Le Peuple de la Colline, le Peuple du Granit, les Maîtres du Silex et les Tisseurs-de-Chemises, qui étaient montés du sud voici deux générations, après avoir connu bien des malheurs avec les gens venus d’au-delà des océans de l’Est, tous partirent vers l’ouest en suivant la Piste de la Longue-Maison, qui traversait la terre du peuple d’est en ouest. Ils campèrent à quelque distance de la maison du conseil des Portiers, envoyant des messagers pour dire qu’ils arrivaient, comme on le faisait autrefois. Les sachems seneques confirmèrent le jour de la réunion, et renouvelèrent leur invitation.

Au matin convenu, avant l’aube, les gens se levèrent, roulèrent leur couverture et se pressèrent autour des feux pour un rapide repas de gâteaux de maïs et de sirop d’érable. Le ciel était clair, avec seulement une mince ligne de nuages gris à l’est, pareille à l’ourlet finement brodé du manteau que portaient les femmes. La brume du lac se mit à danser. On aurait dit que des farfadets patinaient à la surface, y formant des tourbillons, des farfadets qui se rendaient à un conseil des farfadets, comme il y en avait un à chaque fois que les hommes se réunissaient. L’air était humide et froid, sans un brin de cette chaleur qui les accablerait probablement dans l’après-midi.

Les nations invitées se réunirent dans la prairie, au bord du lac, et s’installèrent là où elles en avaient l’habitude. Le temps que le ciel passe du gris au bleu, il y avait déjà quelques centaines de gens venus assister au Salut au Soleil, chanté par l’un des sachems seneques.

Les nations Onandagas gardaient le bâton de parole, ainsi que le wampum auquel on avait murmuré les lois de la Ligue. Leur puissant et vénérable sachem, Keeper, le Gardien du Wampum, se leva et brandit dans ses mains tendues les ceintures de wampum, lourdes et blanches. Les Onandagas étaient la nation du centre, le feu de leur conseil était le siège des conseils du peuple. Le Gardien du Wampum se lança dans une danse endiablée autour de la prairie, chantant quelque chose que la plupart d’entre eux ne perçurent que sous la forme d’une faible plainte.

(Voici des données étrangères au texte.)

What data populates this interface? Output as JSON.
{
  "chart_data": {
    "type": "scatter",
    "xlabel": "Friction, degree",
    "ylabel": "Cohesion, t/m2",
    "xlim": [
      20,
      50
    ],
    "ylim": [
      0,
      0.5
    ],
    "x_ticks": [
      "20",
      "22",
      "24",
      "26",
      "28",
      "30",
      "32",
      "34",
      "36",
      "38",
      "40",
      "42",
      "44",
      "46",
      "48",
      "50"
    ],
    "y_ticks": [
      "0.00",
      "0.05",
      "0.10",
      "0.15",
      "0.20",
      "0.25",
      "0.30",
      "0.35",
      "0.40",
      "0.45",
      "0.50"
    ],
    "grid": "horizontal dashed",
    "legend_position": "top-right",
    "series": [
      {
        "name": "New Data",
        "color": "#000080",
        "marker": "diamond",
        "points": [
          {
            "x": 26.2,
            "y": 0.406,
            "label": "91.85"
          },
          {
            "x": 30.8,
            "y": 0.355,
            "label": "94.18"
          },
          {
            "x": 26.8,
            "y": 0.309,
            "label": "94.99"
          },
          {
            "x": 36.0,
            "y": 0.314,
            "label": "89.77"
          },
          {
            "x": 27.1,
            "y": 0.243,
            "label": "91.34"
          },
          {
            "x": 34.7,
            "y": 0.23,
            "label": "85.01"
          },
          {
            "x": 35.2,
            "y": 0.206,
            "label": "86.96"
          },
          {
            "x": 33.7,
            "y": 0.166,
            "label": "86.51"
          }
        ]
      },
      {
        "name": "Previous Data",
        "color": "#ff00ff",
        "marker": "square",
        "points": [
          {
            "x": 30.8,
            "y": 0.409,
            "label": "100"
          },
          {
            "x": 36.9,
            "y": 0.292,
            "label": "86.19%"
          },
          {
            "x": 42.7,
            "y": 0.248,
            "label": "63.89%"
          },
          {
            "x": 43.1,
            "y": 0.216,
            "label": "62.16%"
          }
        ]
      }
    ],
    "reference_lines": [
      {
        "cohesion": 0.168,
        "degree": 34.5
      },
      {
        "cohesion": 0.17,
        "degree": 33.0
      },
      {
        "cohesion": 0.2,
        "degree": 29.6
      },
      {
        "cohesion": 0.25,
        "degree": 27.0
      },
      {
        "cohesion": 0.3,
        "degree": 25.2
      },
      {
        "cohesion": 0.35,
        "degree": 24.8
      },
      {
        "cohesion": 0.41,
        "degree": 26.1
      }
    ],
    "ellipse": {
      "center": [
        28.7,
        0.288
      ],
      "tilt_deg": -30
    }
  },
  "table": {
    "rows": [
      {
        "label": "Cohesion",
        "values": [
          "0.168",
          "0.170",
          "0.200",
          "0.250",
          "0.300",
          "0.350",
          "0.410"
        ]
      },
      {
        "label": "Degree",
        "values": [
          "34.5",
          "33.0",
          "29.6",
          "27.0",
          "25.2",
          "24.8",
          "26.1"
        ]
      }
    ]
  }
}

On alluma un feu, et les pipes se mirent à tourner. Les Mohawks, les Onandagas et les Seneques, frères entre eux et pères de tous les autres, s’installèrent à l’ouest du feu ; les Oneidas, les Cayugas et les Tuscaroras s’assirent à l’est ; les jeunes nations, les Cherokees, les Shawnees et les Choctaws, s’assirent au sud. Le soleil apparut à l’horizon ; sa lumière coula dans la vallée comme du sirop d’érable, teintant chaque chose d’un jaune estival. Un filet de fumée s’éleva, de gris et de brun mêlés. C’était un matin sans vent, et la brume du lac finit par se dissiper. Des oiseaux se mirent à chanter dans le dais de verdure, à l’est de la prairie.

Des flèches d’ombre et de lumière sortit un homme. Il était petit, râblé, marchait pieds nus, et ne portait pour tout vêtement que le pagne du messager. Son visage était un ovale plat. C’était un étranger. Il avançait les mains jointes, le regard humblement baissé, et passa entre les jeunes nations jusqu’au feu central, où il se présenta, les paumes en avant, au Gardien du Wampum.

— Aujourd’hui, lui dit Keeper, tu deviens chef Hodenosaunee. En cette occasion, l’usage veut que je lise l’histoire du peuple, telle que la raconte le wampum que je tiens, et que je vous rappelle les lois de la Ligue, qui nous ont donné la paix pendant tellement de générations, à nous et aux jeunes nations qui nous ont rejoints, de la mer au Mississippi, des Grands Lacs au Tennessee.